Citrus General Discussion / Re: Nippon Orangequat
« on: July 02, 2014, 11:47:05 AM »
Yes, I will definitely report back.  I have quite a few varieties I have never actually tasted that are fruiting now.  I am looking forward to it.

Citrus General Discussion / Re: Nippon Orangequat
« on: July 01, 2014, 02:58:40 PM »
The orangequat is blooming now so there's a good chance I will get to see what the fruit tastes like this winter.

Citrus General Discussion / Re: Avoiding 'June Drop'
« on: July 01, 2014, 12:14:07 PM »
Thanks, I guess it isn't likely to affect me in my situation.   It gets hot in PA but not southern-desert hot

Citrus General Discussion / Avoiding 'June Drop'
« on: June 30, 2014, 03:12:51 PM »
My container citrus trees are in very low maintenance mode right now - there is osmocote plus in all containers and they get a mix of rainwater and long sprinkler watering.  Aside from occasionally killing ant infestations I don't really have to touch them.   I remember hearing about June Drop from the other forum as something that was an avoidable problem this time of year.  Is it just a matter of keeping the trees from drying out?  Anything in particular to watch out for?  My oranges have already set fruit, the kumquats are blooming, and the lemons/limes are ... both. 

Citrus General Discussion / Re: Miewa Kumquat
« on: June 26, 2014, 03:39:16 PM »
... unfortunately, i can't tell which side of the tree is the meiwa and which is the nagami.

robby, it seems to me that the meiwa leaves are noticeably smaller overall, and the nagami leaves are longer for a given width.   The difference is slight, though, and it could be just that my meiwa wasn't as healthy when it grew these leaves.


Nordman Seedless Nagami:

I had heard that letting plants sway in the wind builds strong trunks so I always stake just long enough for the roots to establish and then I remove the stakes. 
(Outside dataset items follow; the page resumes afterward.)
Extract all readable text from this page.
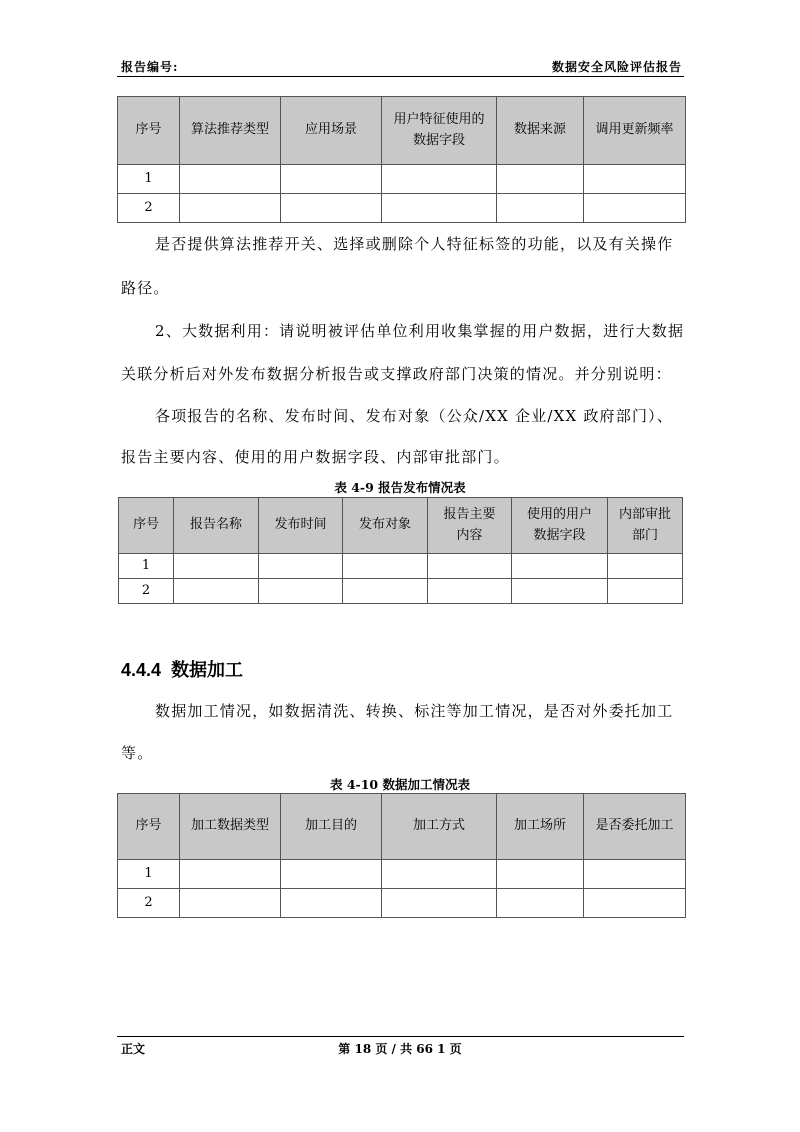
报告编号:	数据安全风险评估报告
序号	算法推荐类型	应用场景	用户特征使用的数据字段	数据来源	调用更新频率
1					
2					
是否提供算法推荐开关、选择或删除个人特征标签的功能，以及有关操作
路径。
2、大数据利用：请说明被评估单位利用收集掌握的用户数据，进行大数据
关联分析后对外发布数据分析报告或支撑政府部门决策的情况。并分别说明：
各项报告的名称、发布时间、发布对象（公众/XX 企业/XX 政府部门）、
报告主要内容、使用的用户数据字段、内部审批部门。
表 4-9 报告发布情况表
序号	报告名称	发布时间	发布对象	报告主要内容	使用的用户数据字段	内部审批部门
1						
2						
4.4.4 数据加工
数据加工情况，如数据清洗、转换、标注等加工情况，是否对外委托加工
等。
表 4-10 数据加工情况表
序号	加工数据类型	加工目的	加工方式	加工场所	是否委托加工
1					
2					
正文	第 18 页 / 共 66 1 页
I didn't know about the lower leaves being important, though.  I generally pinch off any growth low on the trunk for my taller tree-form plants.  This is mostly because I have a mix of tree and bush-form trees and I can cram more of them in a row if the canopies are staggered high/low.  Adjacent root pruning pots sort of lock together when touching so it keeps the wind from blowing individual trees over.   I guess the question is:  if you know a branch will be heavily shaded is it better to pinch it off entirely or let it survive?

Citrus General Discussion / Re: Xie Shan Satsuma Trees
« on: June 25, 2014, 02:46:06 PM »
Xie Shan arrived today.   There were some delays because Harris only seems to have biweekly USDA inspections that are required for their shipments.  The tree looks very healthy and arrived undamaged.
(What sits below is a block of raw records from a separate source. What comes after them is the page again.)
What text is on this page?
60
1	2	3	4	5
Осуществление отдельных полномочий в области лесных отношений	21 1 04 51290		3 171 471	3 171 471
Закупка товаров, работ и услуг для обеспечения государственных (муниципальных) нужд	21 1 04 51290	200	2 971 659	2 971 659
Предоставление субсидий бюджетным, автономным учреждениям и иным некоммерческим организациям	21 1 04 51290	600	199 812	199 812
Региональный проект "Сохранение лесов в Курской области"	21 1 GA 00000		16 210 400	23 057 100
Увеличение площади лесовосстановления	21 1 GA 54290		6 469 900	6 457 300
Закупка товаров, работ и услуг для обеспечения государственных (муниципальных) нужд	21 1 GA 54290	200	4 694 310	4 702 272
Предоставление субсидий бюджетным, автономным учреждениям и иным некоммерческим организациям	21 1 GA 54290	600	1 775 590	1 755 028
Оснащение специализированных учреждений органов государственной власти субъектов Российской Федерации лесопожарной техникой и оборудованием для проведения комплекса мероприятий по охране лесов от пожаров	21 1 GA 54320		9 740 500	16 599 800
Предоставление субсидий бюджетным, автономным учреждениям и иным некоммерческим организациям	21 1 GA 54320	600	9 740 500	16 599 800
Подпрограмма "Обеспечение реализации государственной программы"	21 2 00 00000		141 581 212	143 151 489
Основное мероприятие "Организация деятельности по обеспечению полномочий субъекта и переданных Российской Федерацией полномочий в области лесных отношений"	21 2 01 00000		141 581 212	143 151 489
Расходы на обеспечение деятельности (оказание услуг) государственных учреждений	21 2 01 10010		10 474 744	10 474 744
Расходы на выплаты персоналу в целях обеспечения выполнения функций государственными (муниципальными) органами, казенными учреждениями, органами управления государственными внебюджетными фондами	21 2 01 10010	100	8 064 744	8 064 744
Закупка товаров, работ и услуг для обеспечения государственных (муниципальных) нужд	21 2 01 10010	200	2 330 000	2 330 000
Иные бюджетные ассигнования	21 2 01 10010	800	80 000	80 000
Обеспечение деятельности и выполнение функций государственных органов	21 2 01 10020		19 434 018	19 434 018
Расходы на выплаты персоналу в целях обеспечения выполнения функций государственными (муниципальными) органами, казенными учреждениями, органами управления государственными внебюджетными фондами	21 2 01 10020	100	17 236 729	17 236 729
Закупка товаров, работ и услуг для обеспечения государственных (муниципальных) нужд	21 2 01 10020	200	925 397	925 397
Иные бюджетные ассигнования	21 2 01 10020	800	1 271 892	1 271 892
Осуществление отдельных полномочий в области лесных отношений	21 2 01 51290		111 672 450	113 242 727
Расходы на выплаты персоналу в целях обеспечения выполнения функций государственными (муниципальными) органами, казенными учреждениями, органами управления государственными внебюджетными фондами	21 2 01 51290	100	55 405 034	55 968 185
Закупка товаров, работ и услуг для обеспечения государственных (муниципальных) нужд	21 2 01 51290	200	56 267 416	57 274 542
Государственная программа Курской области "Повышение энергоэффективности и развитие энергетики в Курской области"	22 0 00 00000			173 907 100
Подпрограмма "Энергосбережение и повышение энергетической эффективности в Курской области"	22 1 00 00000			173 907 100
I was originally planning on getting two but I am starting to worry that I am expanding my collection too quickly... I need to be sure I can care for everything efficiently over the winter.

Citrus General Discussion / Re: Miewa Kumquat
« on: June 24, 2014, 03:35:09 PM »
The only kumquats I've ever seen for sale were Nagamis.  They are very sour and sort of astringent but I love them.  Nobody else I've offered them to seem to like them.  I don't have any true Nagami trees but I have Nordman Seedless which tastes about the same.

The exotic plant nursery near my house has some very old citrus on display that are in something like 2.5ft diameter by 3ft tall containers - ~30gal?  The trees themselves are about 9ft tall.  These are actually what got me interested in growing container citrus.  Over the years these old trees seem to be doing worse and worse, and have been mostly butchered for rooted cuttings that are sold there.  It is kind of sad to see.  I think they've given up on them.